Позднее… он подумает об этом позднее. Сейчас начинает болеть голова. От горьких мыслей, от зелья Тисмена, от внимательного взгляда мага.
— Ты ведь не читаешь мыслей? — запоздало спохватился Рэми.
— А следовало бы? — насторожился Тисмен.
Рэми не хотел отвечать на этот вопрос. Он вообще недолюбливал этого «добренького» телохранителя, доверяя открытому и ироничному Кадму, да и вечно злому Лерину, гораздо больше. Те хоть понятны. Тисмен подобен ласковому ручейку… никогда не знаешь, когда поток окрепнет, превратится в горную реку и снесет тебя со скал.
Лицемер. Рэми ненавидел лицемеров. А Тисмен нахмурился на миг и сказал вдруг:
— Мир зовет, нам пора.
В тронном зале царили тишина и полумрак, румянилось рассветное небо в окружавших купол окнах. Сидевший на троне Миранис не хотел тревожить будущего телохранителя ярким светом и ненужными церемониями: Рэми и без того был тих и бледен, как снег. Подчинился и сел на ступеньках трона, хотя подчинился, видно же, неохотно. Но внешне смирился. И в то же время сжимал до боли зубы, когда думал, что его не видели, и всеми силами старался не показать, как ему больно. И стыдно. Гордый. Впрочем, Миранису не привыкать к такой гордости.
Не в первый раз ломала она нового телохранителя. И Лерин, не спускавший с мальчишки внимательного взгляда, кажется, тоже это помнил. Потому-то Миранис его и выбрал: спокойный теперь и рассудительный Лерин когда-то доставил своему принцу много хлопот. Гораздо больше, чем другие телохранители.

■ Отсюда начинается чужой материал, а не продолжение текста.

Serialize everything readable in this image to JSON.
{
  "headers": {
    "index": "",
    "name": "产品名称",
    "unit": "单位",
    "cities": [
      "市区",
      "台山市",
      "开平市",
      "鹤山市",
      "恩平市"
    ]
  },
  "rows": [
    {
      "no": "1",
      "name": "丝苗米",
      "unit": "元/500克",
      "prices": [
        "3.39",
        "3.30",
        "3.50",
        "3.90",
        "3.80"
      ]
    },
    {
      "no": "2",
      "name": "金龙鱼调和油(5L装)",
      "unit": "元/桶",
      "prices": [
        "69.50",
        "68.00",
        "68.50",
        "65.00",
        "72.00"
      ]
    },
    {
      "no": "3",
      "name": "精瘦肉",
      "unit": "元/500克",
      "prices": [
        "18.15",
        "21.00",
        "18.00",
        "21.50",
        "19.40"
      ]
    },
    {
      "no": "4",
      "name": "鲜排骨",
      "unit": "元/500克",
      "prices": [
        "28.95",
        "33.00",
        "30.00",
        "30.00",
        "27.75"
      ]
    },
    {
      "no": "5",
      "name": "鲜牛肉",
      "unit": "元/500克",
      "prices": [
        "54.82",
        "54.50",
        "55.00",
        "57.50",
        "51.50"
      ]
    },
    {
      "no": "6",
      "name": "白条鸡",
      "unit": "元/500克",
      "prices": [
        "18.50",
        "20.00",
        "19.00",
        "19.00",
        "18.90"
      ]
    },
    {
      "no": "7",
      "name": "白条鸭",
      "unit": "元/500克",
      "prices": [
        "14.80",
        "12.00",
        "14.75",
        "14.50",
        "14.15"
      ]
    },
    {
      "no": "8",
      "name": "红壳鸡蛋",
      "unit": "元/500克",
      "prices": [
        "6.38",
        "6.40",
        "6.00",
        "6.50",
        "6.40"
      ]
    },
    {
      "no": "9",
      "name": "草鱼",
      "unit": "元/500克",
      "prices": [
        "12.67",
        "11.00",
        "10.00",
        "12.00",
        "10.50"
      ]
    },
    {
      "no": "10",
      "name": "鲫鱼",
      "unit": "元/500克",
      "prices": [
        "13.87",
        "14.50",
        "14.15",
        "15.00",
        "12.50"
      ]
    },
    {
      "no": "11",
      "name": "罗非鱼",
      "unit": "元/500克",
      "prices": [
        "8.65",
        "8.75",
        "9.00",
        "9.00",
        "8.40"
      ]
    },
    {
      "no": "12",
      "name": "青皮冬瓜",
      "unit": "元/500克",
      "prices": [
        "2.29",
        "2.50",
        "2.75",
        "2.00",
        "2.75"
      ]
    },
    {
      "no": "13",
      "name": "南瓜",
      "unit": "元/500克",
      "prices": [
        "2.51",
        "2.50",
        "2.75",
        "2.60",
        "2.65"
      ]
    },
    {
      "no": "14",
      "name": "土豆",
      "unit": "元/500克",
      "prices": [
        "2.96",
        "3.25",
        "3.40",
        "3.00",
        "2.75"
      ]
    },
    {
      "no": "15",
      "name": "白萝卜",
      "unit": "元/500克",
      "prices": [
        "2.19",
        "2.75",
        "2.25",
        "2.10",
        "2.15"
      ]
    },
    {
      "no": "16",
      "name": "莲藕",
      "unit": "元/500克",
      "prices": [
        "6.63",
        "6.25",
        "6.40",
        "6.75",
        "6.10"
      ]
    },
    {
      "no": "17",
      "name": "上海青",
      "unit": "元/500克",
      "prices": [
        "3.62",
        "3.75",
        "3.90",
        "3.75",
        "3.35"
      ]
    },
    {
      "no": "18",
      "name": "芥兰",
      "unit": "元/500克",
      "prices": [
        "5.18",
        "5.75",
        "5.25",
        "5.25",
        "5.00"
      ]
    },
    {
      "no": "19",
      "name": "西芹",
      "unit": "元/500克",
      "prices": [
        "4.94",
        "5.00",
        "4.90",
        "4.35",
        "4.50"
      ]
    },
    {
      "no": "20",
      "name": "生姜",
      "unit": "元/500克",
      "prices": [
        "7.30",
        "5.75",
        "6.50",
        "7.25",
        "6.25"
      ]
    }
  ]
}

Когда Миранис увидел Лерина в первый раз, вокруг пылало зеленым огнем лето и магический парк плавился в тягучей жаре. Миранису, которому едва миновало девять, так хотелось обратно, в полумрак и прохладу дворца, но куда там! Наследник был обязан встречать посольство рода горцев… которые, единственные в Кассии так и не приняли до конца власть повелителя.
Посольство тянулось по главной аллее парка неторопливым, разноцветным шлейфом. Расшитые драгоценными камнями одежды, стекающие на крупы лошадей плащи, гордо выпрямленные спины… Единственный сын главы рода, ясноглазый и светловолосый, твердой рукой вел горячего жеребца шаг в шаг с конем отца и смотрел так… что душу пронзило холодом. И стыдом: рядом с этим мальчишкой размякший Миранис показался себе деревенщиной неотесанной, ведь Лерин, который был всего на год старше, жары, казалось, и не замечал.
Лишь увидев наследного принца вздрогнул на миг. И как-то незаметно посерел… а с глаз его куда-то утекла уверенность. Зато Миранису, поймавшему слабость гостя, стало вмиг легче: доконала-таки высокого гостя внезапная жара.
А через некоторое время уехавшие, казалось, с миром горцы объявили повелителю войну:
— Вы отравили сына главы рода, — прыскал слюной уже не боявшийся ничего посол.
— Чем? — искренно удивился повелитель.
— Любовью к наследному принцу.
Повелитель ничего не сказал, но не сдержал довольной улыбки. В игру вмешались жрецы и дипломаты, а через луну Лерин вернулся в замок. И в ту же ночь в залитой лунном свете спальне Мир проснулся с кинжалом у своего горла:
— Отец сказал, что если я тебя убью, — шептал сидевший на кровати гордый горец, — то смогу спать ночами.
Миранис, который уже давно знал больше, чего его гость, лишь спокойно спросил:
— А ты сможешь?
Он знал ответ… а Лерин — не совсем. И когда лезвие чуть глубже надавило на шею, царапнув кожу, принц даже не шевельнулся, а руки Лерина уже начали дрожать…
— Я убивал! Я — мужчина! Я могу! — плакал сидевший на полу мальчишка-горец, когда в спальню принца ворвался дозор.
— Ваше высочество! — склонился перед Миранисом Дар, телохранитель отца. — Вы ранены?
Мир отер кровоточащую шею, посмотрел сначала на свои испачканные кровью пальцы, потом на все так же дрожащего в руках дозорных мальчишку-избранника и приказал:
— Всего лишь царапина… Будь с ним помягче.
— Не волнуйтесь, мой принц, мы все сделаем как надо, — вновь поклонился телохранитель и приказал дозорным увести безвольно повисшего на их руках Лерина.
А Миранис лишь посмотрел на заглядывающую в окно луну и вздохнул. Ему и хотелось и не хотелось связываться с гордым горцем. Не слишком это приятно, когда твоим телохранителем не хотят быть так сильно.